イスラエル人がこれほど早く神の力あるわざを忘れ、その愛と力を疑うということは信じがたいことのように思われるかもしれません。しかし、私たちも神から与えられた祝福をときどき忘れてはいないでしょうか。イスラエル人のつぶやきと同じく、私たちのつぶやきと信仰のつまずきは過去における神の導きを忘れることから来ます。

質問2
神はイスラエル人の不信仰にどのように応じられましたか。出エジプト記16:4、5

イスラエル人に対する神の思いやりと忍耐は注目に値するものでした。これは私たちの失敗に対しても言えることです。神はイスラエルの不信仰を責める代わりに、彼らが困難に直面したときにいつでも助けを与えられました。そうすることによって、神は彼らに神と指導者に信頼することを教えようとされたのです。

満たされた物的・霊的必要(出エジプト記16 : 11―30)

1. 天よりのパン(16:11―15)

聖書はマナを、露がかわいたあとに地に残る「薄いうろこのようなもの」(「霜(しも ) のような薄い鱗片(りんぺん) 」―新国際訳)と表現しています(14節)。それはまた、コエンドロの実のように白くて、「蜜を入れたせんべい」のような味、と描写されています(31節)。それは焼くことも煮ることもできました(23節参照)。詩篇78:25はそれを「天使のパン」と呼んでいます。

質問3
マナは私たちの物的必要に対する神の関心についてどんなことを教えていますか。マタイ6:31-33

神の民は天のカナンへの旅を続けるあいだにさまざまな困難に直面することでしょう。しかし神は、かつてイスラエル人のためになされたように、神の民の物的必要を確実に満たしてくださいます。私たちのパンと水は尽きることがありません。

神との日ごとの歩みのなかで、私たちは人生の必要を満たしてくださる神に信頼することができます。
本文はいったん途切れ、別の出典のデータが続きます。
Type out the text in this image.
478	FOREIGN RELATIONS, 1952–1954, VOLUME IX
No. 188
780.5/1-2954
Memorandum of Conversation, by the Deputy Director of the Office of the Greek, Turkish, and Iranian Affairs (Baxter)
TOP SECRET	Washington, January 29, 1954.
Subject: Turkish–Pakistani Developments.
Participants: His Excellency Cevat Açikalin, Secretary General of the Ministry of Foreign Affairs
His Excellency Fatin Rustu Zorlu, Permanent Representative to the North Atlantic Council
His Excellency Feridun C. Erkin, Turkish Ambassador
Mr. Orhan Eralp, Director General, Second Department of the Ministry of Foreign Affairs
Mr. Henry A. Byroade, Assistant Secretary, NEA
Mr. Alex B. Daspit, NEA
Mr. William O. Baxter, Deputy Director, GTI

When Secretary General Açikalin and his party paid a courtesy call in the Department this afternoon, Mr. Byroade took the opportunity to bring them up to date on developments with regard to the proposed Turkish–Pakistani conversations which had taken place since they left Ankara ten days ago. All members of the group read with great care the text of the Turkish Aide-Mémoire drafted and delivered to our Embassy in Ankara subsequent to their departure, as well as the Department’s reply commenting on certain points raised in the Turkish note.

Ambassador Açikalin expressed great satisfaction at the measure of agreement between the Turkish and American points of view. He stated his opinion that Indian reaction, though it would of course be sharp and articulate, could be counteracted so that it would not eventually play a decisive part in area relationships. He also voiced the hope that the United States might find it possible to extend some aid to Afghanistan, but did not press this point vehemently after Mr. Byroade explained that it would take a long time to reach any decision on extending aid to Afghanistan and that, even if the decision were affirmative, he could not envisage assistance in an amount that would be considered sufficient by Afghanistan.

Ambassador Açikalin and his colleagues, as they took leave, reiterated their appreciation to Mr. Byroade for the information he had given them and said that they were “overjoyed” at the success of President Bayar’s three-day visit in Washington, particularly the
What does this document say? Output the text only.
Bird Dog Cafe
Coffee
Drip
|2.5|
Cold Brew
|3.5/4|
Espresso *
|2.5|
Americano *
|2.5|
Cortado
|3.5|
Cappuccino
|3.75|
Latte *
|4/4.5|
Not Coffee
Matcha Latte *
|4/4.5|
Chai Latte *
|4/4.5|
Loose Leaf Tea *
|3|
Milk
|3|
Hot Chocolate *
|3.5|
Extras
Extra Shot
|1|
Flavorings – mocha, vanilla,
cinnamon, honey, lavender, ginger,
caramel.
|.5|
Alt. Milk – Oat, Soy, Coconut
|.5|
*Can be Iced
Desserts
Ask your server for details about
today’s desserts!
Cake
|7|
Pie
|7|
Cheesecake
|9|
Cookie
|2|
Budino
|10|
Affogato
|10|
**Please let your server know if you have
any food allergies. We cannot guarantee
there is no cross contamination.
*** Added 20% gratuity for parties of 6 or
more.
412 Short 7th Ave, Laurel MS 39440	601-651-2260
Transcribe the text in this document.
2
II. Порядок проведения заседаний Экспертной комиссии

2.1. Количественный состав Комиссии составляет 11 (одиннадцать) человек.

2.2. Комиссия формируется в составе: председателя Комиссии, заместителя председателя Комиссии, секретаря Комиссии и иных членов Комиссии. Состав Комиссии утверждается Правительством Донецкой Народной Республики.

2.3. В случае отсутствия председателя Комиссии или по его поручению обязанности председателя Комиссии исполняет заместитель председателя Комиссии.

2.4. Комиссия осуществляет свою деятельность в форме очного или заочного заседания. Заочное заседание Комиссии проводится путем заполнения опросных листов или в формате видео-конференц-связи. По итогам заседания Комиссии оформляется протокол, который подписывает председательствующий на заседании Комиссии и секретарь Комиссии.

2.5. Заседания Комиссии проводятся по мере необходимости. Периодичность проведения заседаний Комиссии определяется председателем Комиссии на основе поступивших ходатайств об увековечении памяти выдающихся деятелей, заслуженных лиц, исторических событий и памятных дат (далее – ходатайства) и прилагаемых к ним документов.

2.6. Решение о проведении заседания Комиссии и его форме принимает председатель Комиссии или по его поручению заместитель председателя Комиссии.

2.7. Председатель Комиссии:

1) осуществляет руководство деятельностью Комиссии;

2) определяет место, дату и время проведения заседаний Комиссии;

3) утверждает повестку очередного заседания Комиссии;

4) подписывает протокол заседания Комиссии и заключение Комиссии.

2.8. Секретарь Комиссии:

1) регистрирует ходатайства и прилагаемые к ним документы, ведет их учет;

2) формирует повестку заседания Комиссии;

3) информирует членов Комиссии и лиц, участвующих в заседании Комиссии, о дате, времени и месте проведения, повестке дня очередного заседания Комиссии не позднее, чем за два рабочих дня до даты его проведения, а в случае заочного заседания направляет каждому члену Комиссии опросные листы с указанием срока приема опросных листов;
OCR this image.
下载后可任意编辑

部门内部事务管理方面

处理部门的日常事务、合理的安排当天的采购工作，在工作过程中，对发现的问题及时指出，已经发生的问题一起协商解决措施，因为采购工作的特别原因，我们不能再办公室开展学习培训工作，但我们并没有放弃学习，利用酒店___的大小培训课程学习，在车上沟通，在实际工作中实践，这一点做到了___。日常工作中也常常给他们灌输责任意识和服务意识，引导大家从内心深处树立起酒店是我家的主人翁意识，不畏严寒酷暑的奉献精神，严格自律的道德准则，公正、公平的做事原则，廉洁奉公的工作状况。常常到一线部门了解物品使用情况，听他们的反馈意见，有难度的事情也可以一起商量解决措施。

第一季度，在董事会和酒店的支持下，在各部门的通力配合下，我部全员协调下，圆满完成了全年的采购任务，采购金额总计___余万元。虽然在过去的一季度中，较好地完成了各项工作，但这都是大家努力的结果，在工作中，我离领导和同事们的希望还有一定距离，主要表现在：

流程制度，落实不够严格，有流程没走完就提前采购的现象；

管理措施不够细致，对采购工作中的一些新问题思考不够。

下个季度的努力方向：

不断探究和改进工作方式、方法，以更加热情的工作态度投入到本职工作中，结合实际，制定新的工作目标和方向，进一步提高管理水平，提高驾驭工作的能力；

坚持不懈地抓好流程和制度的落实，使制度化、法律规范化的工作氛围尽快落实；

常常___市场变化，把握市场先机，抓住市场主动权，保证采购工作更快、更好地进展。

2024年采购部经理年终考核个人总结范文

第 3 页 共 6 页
詩篇記者は言っています。「わたしは、むかし年若かつた時も、年老いた今も、正しい人が捨てられ、あるいはその子孫が食物を請(こ) いあるくのを見たことがない」(詩篇37:25)。私たちはよく自分の物的必要を心配します。しかし、私たちの必要を知っておられる神はその必要を満たすと約束しておられます。

解説

「救い主はご自分に従う者たちにこの世のぜいたくを約束されなかった。彼らの食事は質素であり、また乏しいことさえあるかしれない。彼らは貧乏な境遇にとじこめられているかもしれない。だがキリストのみことばには、彼らの必要が満たされることが保証されており、キリストは、彼らに、この世のよいものよりもはるかによいもの、すなわちご自身の臨在といういつまでも続く慰めを約束しておられる」(「各時代の希望」中巻108ページ)。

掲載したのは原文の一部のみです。